Samples of Erma’s writing include her typewritten remarks from the university’s 1982 writers’ workshop and eight columns written as a college student. More than 20 audio and video clips reside in the museum. They include Erma describing how Dayton English professor, Brother Tom Price, S.M., encouraged her to write, and memories shared by Erma’s family and friends, such as Phil Donahue, Bil Keane, Mike Peters and Liz Carpenter.

Inspirational. “The online museum makes Erma’s life story accessible to millions of fans and aspiring writers,” said Tim Bete, co-director of the Erma Bombeck Writers’ Workshop

“Many items were not previously accessible to the general public.”

March 9 fete. The museum will be formally unveiled at the March 9 Erma Bombeck Writers’ Workshop at the University of Dayton.

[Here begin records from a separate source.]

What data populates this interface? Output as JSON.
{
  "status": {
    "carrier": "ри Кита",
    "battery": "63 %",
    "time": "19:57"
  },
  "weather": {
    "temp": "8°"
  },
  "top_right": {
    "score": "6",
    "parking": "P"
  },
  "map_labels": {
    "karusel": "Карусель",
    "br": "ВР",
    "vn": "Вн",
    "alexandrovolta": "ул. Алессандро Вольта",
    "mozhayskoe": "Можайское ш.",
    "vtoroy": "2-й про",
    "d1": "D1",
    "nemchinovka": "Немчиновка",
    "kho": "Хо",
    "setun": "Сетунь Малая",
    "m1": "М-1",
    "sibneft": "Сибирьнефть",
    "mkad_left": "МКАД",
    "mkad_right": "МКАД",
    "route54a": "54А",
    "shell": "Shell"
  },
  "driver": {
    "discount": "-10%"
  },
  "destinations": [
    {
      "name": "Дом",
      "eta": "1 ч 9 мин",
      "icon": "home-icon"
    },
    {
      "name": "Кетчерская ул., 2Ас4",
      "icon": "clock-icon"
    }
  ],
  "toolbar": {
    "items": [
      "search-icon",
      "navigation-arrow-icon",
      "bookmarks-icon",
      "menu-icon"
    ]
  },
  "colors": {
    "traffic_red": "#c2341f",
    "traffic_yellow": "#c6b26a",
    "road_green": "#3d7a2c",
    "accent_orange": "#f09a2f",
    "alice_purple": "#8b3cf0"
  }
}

More than 20 prominent humor writers, human interest columnists and editors will speak at the sold-out event, which has attracted more than 250 attendees from 28 states and Canada.

Talk show pioneer Phil Donahue will join Bill Bombeck, Erma’s widower, in telling their favorite Erma stories. Donahue lived on the same street as the Bombeck family early in his career in Dayton.

In all, the University of Dayton has planned three days of tribute to Bombeck, including an award ceremony for winners of the annual Erma Bombeck Writing Competition and a dedication of the Bombeck Family Learning Center.